Problem Description
Given a sorted list of house positions and an integer k, allocate k mailboxes along the street such that the total distance from each house to its nearest mailbox is minimized. Return this minimum total distance.
Key Insights
- Sorting the houses simplifies the distance computation.
- For any contiguous subset of houses, placing a mailbox at the median minimizes sum of distances.
- Precompute cost for serving houses i to j with one mailbox using the median.
- Use dynamic programming where dp[i][k] represents the minimum cost to allocate k mailboxes for the first i houses.

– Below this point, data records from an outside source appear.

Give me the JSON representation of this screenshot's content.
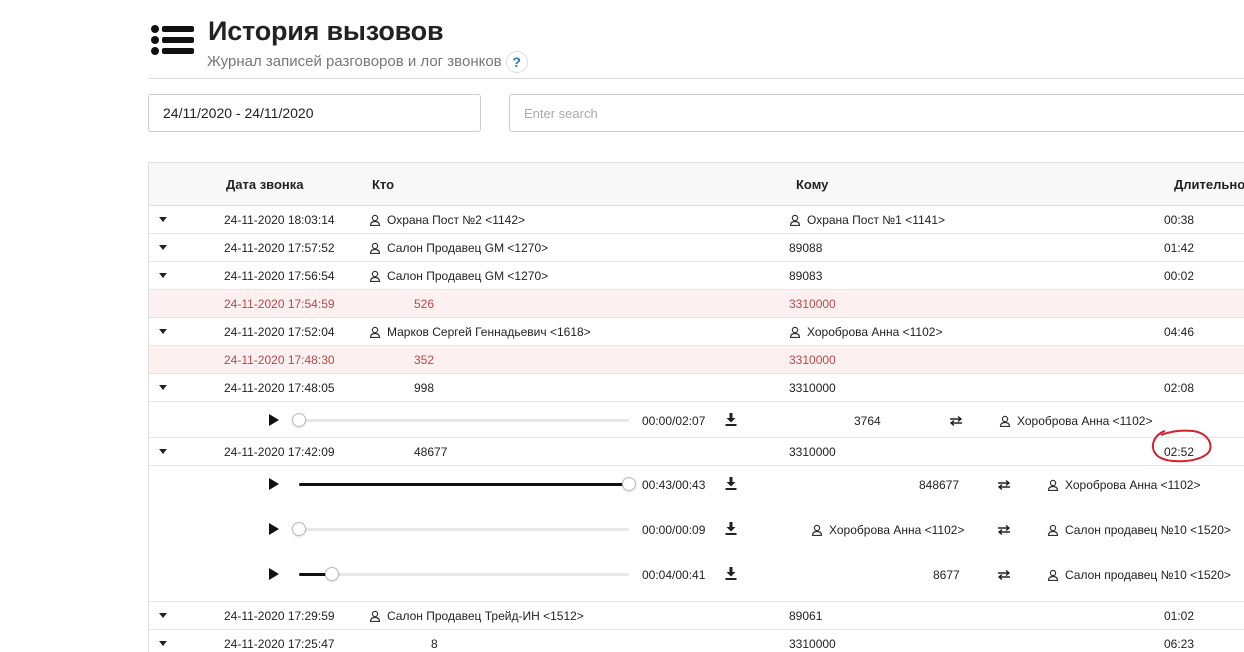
{
  "header": {
    "title": "История вызовов",
    "subtitle": "Журнал записей разговоров и лог звонков",
    "help_label": "?"
  },
  "filters": {
    "date_range": "24/11/2020 - 24/11/2020",
    "search_placeholder": "Enter search"
  },
  "table": {
    "columns": {
      "date": "Дата звонка",
      "from": "Кто",
      "to": "Кому",
      "duration": "Длительно"
    },
    "rows": [
      {
        "date": "24-11-2020 18:03:14",
        "from": "Охрана Пост №2 <1142>",
        "to": "Охрана Пост №1 <1141>",
        "duration": "00:38"
      },
      {
        "date": "24-11-2020 17:57:52",
        "from": "Салон Продавец GM <1270>",
        "to": "89088",
        "duration": "01:42"
      },
      {
        "date": "24-11-2020 17:56:54",
        "from": "Салон Продавец GM <1270>",
        "to": "89083",
        "duration": "00:02"
      },
      {
        "date": "24-11-2020 17:54:59",
        "from": "526",
        "to": "3310000",
        "duration": ""
      },
      {
        "date": "24-11-2020 17:52:04",
        "from": "Марков Сергей Геннадьевич <1618>",
        "to": "Хороброва Анна <1102>",
        "duration": "04:46"
      },
      {
        "date": "24-11-2020 17:48:30",
        "from": "352",
        "to": "3310000",
        "duration": ""
      },
      {
        "date": "24-11-2020 17:48:05",
        "from": "998",
        "to": "3310000",
        "duration": "02:08"
      },
      {
        "date": "24-11-2020 17:42:09",
        "from": "48677",
        "to": "3310000",
        "duration": "02:52"
      },
      {
        "date": "24-11-2020 17:29:59",
        "from": "Салон Продавец Трейд-ИН <1512>",
        "to": "89061",
        "duration": "01:02"
      },
      {
        "date": "24-11-2020 17:25:47",
        "from": "8",
        "to": "3310000",
        "duration": "06:23"
      }
    ],
    "recordings": [
      {
        "time": "00:00/02:07",
        "progress": 0.0,
        "from": "3764",
        "to": "Хороброва Анна <1102>"
      },
      {
        "time": "00:43/00:43",
        "progress": 1.0,
        "from": "848677",
        "to": "Хороброва Анна <1102>"
      },
      {
        "time": "00:00/00:09",
        "progress": 0.0,
        "from": "Хороброва Анна <1102>",
        "to": "Салон продавец №10 <1520>"
      },
      {
        "time": "00:04/00:41",
        "progress": 0.1,
        "from": "8677",
        "to": "Салон продавец №10 <1520>"
      }
    ]
  },
  "colors": {
    "missed_row_bg": "#fdf0f0",
    "missed_text": "#b24a4a",
    "annotation": "#d4202a"
  }
}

- Transition: dp[i][k] is the minimum over all possible partitions into dp[j][k-1] plus cost for houses j+1 to i.
Space and Time Complexity
Time Complexity: O(n^2 * k) where n is the number of houses (n <= 100). Space Complexity: O(n^2 + n*k) used for the cost precomputation and DP table.
Solution
We start by sorting the house positions. For every possible interval [i, j], we precompute the cost to cover all houses in that interval with a single mailbox placed at the median position. This cost can be computed by summing the absolute differences with the median value.
Next, we define a DP array where dp[i][m] (or dp[i][k]) denotes the minimum cost to cover the first i houses with m mailboxes. For dp[i][m], we examine all possible previous partitions (dp[j][m-1] for 0 <= j < i) and add the precomputed cost for covering houses j+1 to i with one mailbox.
Finally, the answer is dp[n][k] with n denoting the total number of houses. The main challenges include correctly precomputing the costs and setting up the DP transitions, with careful handling of base cases.